According to Robert Gabbay, chief science and medical officer of the ADA, “we realized this is just becoming such a pervasive issue,” the organization published recommendations regarding the disease. In many ways, obesity and type 2 diabetes are becoming the leading causes of liver disease, but this is not something that people who are thinking about diabetes really consider.

About 24% of adults in the United States are thought to have nonalcoholic fatty liver disease, which occurs when excess fat builds up in the liver. A more uncommon, serious structure called nonalcoholic steatohepatitis, or NASH, in which there’s irritation and scarring of the liver, has developed into one of the main sources of liver transplantation and liver disease.

However the condition is filling in pervasiveness, there haven’t been any medications endorsed to treat it. A NASH treatment from Intercept Pharmaceuticals was turned down by the Food and Drug Administration just this past week after advisers to the agency raised safety concerns.

A fibrosis-4 index, which is calculated based on age and standard blood measurements of ALT, AST, and platelet count, was included in the ADA’s new recommendations for screening all diabetes patients.

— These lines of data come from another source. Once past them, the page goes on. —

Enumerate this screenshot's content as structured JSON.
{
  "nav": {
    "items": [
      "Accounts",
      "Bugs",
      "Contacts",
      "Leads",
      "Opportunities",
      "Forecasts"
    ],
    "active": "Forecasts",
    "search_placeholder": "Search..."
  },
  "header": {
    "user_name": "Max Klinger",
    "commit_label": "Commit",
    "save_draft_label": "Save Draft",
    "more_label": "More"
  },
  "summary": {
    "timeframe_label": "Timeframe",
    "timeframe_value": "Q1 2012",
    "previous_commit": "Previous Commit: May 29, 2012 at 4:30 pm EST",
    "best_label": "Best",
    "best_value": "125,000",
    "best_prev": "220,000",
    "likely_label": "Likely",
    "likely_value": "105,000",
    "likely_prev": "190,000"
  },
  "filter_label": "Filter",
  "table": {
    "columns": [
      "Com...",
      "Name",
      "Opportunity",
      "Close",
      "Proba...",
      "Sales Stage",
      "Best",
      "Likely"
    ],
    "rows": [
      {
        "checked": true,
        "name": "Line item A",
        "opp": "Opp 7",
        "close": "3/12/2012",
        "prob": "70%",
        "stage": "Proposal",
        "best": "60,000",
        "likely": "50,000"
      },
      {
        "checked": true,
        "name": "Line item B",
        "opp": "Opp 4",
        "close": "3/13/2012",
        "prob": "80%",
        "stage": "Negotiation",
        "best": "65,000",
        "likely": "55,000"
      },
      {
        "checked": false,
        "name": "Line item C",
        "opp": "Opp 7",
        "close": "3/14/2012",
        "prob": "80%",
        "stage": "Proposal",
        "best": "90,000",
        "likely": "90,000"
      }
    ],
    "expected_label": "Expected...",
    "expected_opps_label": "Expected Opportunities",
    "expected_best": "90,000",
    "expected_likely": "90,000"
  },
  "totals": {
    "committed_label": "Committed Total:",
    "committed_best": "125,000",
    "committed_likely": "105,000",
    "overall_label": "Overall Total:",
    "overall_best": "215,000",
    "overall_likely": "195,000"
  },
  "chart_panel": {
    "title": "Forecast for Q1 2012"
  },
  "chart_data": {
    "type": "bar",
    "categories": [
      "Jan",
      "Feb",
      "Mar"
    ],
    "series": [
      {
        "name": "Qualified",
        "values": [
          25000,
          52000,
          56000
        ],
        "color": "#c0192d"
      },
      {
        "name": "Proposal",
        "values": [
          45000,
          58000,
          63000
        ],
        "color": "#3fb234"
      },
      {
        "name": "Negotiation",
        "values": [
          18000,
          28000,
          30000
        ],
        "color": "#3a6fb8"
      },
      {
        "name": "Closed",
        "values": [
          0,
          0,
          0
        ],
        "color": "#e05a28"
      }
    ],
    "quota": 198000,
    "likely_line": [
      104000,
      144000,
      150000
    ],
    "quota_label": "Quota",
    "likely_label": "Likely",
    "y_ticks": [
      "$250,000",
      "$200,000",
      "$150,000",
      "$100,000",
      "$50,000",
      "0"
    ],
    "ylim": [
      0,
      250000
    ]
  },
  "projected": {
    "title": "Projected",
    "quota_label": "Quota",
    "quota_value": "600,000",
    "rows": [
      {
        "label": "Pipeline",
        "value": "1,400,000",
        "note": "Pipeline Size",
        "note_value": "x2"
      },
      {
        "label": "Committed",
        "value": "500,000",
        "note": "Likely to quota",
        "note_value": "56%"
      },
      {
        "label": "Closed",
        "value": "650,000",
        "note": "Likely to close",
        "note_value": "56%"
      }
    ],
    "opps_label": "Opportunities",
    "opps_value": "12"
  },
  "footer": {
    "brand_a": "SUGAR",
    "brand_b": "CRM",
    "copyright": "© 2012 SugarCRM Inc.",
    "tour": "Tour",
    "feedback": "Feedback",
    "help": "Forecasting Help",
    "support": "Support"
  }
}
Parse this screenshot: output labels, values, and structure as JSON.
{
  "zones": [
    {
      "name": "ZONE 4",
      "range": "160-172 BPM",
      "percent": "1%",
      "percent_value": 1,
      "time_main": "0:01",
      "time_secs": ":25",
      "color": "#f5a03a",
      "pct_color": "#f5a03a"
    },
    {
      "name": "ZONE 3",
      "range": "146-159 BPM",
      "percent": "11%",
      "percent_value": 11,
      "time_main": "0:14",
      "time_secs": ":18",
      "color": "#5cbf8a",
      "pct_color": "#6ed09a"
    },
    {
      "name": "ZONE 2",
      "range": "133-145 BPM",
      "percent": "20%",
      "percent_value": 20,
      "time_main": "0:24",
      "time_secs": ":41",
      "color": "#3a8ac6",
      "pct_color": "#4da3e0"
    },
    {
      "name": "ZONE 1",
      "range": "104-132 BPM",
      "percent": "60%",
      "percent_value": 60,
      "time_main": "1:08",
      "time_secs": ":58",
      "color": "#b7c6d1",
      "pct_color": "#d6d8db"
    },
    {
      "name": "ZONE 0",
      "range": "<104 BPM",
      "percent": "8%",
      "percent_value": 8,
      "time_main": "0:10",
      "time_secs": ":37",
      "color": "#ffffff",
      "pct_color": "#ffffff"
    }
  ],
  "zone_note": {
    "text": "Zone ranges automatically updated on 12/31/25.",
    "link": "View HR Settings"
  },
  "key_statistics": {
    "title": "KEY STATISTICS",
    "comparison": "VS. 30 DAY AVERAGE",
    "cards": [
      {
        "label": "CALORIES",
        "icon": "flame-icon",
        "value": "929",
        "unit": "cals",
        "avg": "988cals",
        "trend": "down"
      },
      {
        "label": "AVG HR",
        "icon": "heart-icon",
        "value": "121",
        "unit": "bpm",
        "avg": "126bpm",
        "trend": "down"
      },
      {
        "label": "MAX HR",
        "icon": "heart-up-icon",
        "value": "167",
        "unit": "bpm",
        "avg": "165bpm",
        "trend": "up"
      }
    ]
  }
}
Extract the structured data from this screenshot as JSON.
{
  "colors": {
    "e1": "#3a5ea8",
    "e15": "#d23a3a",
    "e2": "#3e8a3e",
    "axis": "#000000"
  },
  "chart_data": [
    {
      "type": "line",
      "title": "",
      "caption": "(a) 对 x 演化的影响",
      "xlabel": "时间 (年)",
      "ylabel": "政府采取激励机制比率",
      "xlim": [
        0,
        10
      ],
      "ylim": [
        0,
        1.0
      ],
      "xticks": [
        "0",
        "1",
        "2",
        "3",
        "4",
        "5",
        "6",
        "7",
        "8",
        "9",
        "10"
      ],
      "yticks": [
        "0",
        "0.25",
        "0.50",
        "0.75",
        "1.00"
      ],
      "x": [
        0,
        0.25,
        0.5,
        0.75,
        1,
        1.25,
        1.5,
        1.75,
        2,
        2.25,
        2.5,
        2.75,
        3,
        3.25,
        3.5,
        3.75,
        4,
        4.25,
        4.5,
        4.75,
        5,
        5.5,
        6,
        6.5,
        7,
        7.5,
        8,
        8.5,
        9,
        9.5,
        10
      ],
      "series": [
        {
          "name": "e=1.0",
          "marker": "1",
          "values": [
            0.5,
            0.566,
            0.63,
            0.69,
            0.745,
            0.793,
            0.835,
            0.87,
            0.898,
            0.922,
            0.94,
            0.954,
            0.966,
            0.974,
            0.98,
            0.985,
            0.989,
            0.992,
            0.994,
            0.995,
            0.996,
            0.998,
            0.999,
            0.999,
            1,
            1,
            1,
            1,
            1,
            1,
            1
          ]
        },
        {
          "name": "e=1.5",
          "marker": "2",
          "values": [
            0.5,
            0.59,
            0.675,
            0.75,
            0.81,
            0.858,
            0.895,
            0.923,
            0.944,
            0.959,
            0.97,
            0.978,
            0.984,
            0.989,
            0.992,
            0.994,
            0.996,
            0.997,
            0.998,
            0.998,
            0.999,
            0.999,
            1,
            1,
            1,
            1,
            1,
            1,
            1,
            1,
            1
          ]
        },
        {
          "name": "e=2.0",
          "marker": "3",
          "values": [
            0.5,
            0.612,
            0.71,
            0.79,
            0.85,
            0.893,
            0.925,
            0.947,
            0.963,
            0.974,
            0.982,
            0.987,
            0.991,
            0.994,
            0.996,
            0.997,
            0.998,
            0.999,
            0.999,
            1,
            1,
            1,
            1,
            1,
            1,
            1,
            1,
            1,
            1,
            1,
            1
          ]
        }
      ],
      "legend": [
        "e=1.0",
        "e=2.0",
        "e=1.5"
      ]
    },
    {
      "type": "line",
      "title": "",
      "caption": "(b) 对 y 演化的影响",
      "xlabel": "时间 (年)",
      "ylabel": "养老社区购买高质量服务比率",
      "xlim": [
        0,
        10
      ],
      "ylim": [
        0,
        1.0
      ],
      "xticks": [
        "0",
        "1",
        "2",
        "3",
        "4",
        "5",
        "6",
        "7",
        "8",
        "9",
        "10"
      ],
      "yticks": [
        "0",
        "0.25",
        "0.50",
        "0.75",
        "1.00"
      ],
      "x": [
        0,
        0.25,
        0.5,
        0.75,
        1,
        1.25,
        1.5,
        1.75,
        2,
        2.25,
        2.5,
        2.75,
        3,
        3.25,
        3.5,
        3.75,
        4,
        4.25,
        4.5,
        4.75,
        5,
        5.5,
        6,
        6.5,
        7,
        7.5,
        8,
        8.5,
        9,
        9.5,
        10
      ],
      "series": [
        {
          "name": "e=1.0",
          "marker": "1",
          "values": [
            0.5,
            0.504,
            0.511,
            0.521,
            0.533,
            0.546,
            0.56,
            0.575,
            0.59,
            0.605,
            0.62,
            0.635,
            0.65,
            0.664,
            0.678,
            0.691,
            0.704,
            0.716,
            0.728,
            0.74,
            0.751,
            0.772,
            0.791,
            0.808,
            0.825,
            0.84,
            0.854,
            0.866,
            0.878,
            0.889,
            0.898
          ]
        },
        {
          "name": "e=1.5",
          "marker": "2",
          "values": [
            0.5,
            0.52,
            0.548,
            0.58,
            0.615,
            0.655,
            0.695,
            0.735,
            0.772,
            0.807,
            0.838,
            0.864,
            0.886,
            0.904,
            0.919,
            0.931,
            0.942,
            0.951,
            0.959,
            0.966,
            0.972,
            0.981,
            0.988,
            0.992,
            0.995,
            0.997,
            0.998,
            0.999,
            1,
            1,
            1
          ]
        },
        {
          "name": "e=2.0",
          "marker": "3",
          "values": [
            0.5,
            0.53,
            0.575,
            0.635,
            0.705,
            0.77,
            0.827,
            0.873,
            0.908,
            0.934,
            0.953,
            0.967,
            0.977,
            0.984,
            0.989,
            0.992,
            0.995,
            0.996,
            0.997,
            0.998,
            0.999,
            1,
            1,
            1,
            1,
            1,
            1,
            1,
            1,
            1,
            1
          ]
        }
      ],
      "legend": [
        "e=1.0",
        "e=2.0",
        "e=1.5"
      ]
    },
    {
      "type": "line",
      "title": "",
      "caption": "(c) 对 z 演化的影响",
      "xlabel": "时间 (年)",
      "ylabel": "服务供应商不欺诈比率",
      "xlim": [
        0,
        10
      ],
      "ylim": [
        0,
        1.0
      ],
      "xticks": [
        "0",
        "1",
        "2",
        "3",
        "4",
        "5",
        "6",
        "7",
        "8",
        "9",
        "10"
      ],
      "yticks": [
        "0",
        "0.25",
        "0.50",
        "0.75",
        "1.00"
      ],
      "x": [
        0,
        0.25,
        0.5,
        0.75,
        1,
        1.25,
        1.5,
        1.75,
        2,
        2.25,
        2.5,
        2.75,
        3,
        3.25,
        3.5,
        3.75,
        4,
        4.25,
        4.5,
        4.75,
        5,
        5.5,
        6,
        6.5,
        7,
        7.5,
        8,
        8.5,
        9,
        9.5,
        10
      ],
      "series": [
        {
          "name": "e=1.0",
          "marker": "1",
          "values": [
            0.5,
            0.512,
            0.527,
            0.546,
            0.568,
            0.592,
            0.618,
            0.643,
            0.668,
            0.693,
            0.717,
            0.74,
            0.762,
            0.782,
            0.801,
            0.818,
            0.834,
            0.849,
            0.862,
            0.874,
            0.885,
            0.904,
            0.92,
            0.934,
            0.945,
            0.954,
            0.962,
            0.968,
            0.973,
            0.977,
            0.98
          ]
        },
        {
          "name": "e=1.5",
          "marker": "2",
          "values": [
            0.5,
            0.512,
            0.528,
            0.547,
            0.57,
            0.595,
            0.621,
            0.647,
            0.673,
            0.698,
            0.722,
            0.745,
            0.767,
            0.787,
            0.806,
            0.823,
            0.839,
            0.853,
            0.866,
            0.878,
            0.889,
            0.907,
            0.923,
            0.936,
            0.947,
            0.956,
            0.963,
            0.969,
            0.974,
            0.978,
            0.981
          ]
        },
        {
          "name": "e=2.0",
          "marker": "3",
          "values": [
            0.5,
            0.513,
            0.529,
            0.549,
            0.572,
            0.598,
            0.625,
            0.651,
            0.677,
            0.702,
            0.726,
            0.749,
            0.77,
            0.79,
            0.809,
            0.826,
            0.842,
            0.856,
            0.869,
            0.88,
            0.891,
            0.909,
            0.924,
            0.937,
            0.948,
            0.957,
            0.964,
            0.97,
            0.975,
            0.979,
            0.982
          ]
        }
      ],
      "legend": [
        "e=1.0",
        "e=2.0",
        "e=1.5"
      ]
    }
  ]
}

The enhanced liver fibrosis test and the measurement of liver stiffness are two additional tests that should be given to people who have a high index. In the event still up in the air to be at high gamble for liver scarring called fibrosis, they ought to be alluded to a gastroenterologist or hepatologist, the ADA said.

According to the ADA, after a patient is given a diagnosis of the disease, their doctor should advise them to make lifestyle changes to lose weight and think about prescribing a GLP-1 medication. Additionally, the group suggested pioglitazone, an older diabetes medication that has been shown in some studies to aid in disease management.

The ADA stated that while other diabetes medications may continue to be used to lower blood sugar, there is insufficient evidence that they aid in fatty liver disease.

Additionally, there is still a lack of data on the effectiveness of GLP-1s in fatty liver disease. Ozempic’s active ingredient, semaglutide, was found to be associated with a higher rate of NASH resolution in one trial, but it did not significantly improve liver scarring, which is an important consideration for regulators when reviewing liver disease treatments.

Other drugs for NASH that may be more effective than GLP-1s are also in development. Akero Therapeutics’ experimental drug was found to be more effective than a GLP-1 on its own in reducing liver fat and improving markers of liver scarring in a recent small study.

In any case, fresher adaptations of GLP-1 medications being developed might be better against greasy liver illness. This week, Merck presented data demonstrating that its experimental drug, which targets both the GLP-1 and glucagon hormones, reduced liver fat more effectively than semaglutide. Boehringer Ingelheim is likewise trying a medication that objectives GLP-1 and glucagon in NASH patients.